The alarm went off at 5:30am today. I really, really wanted to hide under the warm covers and go back to bed. After all, today is a special day. May 25th is the day, 15 years ago, that my best friend became my eternal best friend. And yet, I got up with Todd and began the day much earlier than usual. Why? Because a few years ago we started a tradition with our family. While we usually take the evening to go on a celebratory dinner date as a couple, we wanted to be sure to involve the kids in the celebration of our wedding anniversary—after all, it is the birthday of our family! So, we began to go out to breakfast as a family to Cracker Barrel on May 25th every year (Mmmmmmm! All great traditions involve great food, don’t they!?!?). Our tradition became a little more complicated this year because we moved and the nearest Cracker Barrel is now 40 minutes away. Add to that a junior high student that starts school way too early in the morning, and maintaining the tradition suddenly became a matter of sacrifice.

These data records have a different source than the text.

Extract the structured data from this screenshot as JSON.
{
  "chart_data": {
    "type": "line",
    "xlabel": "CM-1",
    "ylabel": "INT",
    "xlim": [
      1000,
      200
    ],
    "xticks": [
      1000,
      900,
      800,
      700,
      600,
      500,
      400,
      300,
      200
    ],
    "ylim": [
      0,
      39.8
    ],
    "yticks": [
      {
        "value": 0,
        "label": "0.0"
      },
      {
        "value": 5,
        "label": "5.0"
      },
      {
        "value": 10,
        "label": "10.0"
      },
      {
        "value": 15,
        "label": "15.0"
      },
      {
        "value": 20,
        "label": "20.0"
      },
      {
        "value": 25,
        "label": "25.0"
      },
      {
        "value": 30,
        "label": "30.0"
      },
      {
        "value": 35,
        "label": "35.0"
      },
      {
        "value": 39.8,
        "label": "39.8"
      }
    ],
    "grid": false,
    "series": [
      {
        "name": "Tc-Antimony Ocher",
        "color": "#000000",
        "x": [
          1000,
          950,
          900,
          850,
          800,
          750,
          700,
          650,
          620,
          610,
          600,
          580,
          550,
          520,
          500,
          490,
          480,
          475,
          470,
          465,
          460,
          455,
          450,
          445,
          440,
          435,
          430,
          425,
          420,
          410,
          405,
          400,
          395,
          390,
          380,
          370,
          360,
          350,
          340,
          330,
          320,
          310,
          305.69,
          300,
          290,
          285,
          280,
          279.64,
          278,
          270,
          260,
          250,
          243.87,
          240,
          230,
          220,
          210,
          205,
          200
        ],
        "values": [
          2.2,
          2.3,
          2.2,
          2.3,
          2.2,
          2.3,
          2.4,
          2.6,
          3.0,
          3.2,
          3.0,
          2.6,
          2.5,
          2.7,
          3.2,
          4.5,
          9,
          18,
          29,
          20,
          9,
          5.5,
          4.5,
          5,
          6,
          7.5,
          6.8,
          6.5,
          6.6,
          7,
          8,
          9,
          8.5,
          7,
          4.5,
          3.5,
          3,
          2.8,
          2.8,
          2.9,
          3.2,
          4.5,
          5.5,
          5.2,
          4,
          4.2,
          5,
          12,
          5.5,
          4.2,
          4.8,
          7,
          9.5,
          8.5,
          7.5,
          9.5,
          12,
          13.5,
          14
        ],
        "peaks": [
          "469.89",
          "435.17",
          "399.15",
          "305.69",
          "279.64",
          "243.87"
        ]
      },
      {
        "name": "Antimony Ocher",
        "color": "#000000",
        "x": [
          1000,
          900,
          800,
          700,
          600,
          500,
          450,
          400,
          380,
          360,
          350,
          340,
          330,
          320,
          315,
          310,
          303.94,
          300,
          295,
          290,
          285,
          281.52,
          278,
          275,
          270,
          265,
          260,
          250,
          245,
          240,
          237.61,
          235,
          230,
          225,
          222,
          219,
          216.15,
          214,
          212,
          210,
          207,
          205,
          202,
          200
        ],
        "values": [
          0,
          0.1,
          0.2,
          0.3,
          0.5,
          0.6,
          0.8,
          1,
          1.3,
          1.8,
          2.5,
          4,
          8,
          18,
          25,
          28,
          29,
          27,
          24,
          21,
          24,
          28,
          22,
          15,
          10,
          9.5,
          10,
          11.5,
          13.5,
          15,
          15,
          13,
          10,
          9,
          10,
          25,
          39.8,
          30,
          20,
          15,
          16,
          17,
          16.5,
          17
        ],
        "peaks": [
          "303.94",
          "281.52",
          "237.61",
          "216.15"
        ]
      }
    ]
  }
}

I’ve been wrestling all week with whether or not it’s worth it, seeing as how I really don’t do early mornings well. At 6:15am this morning as I was putting piggy tails in my daughter’s hair I asked her if it was worth it to get up so early for breakfast, and her enthusiastic reply cemented in my heart and mind how important this yearly morning tradition is to her. “We have to! It’s tradition! Even when I am older I am going to keep doing it!” No one complained this morning about getting up. We had a great time. Our hostess even took a picture of us together in the rocking chairs out in front of the restaurant so the memory will live on in print as well as in our hearts.

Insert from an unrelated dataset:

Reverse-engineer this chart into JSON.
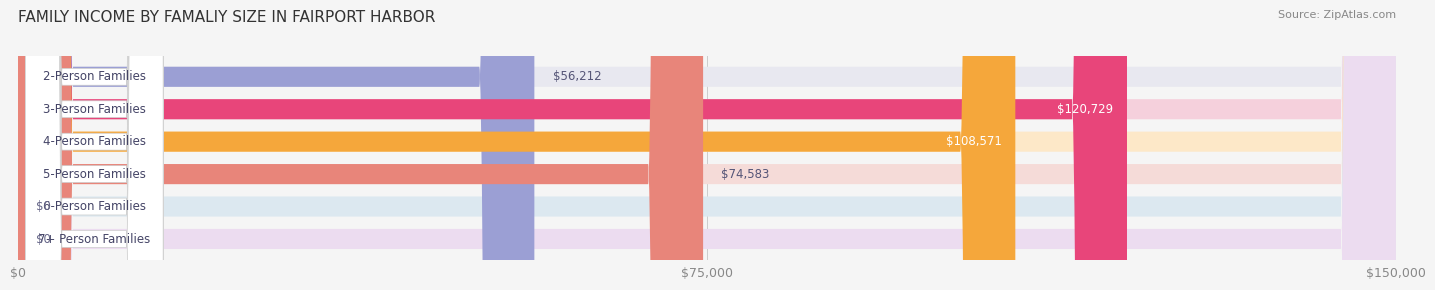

I’ve thought a lot about family traditions today. I think it’s an odd coincidence that today the link to my thesis research also got highlighted on the BYU homepage—research that talks about the importance of traditions. In analyzing interviews with 80 adolescents we found seven important things that anchor youth to their religious faith. Of the seven anchors we found in the research, having traditions—particularly family traditions—was the anchor most frequently mentioned by the youth.
No, going out for breakfast to celebrate our family’s birthday isn’t a religious tradition necessarily—though as we drove by the Oquirrh Mountain Temple this morning we did talk about the blessings of the temple and the sealing power that enables our family to be together forever. This anniversary tradition is just something we do for fun. Even so, as I think about the research and how those youth talked about their religious traditions it has made me realize that even non-religious family traditions have the effect of connecting us and strengthening the bonds that unite us. Relationships are so important to youth (whether they show it or not), and meaningful traditions foster relationships.
Many of the youth interviewed spoke of how they used to have more traditions when they were younger but as they became teens and life got busier those traditions dwindled and they really missed them. That’s the time in family life when maintaining traditions takes more planning and sacrifice. I felt that first hand this week. And yet, I think the connecting power becomes even more significant when maintaining the traditions requires sacrifice. There is power in consistency. Consistency over the years will always require sacrifice of some sort. Life changes, moves happen, kids grow, conflicts come up, and illnesses aren’t usually planned. And yet, my daughter taught me this morning that as I do my best to maintain the traditions that tie us to one another and the special events in our life, I am giving her a gift of knowing that family is important. Family is worth sacrificing for. And that is something she will carry with her when she is older and has a family of her own.
What family traditions are important to your family? What events are important that you want to become the center of a family tradition? How can you begin that?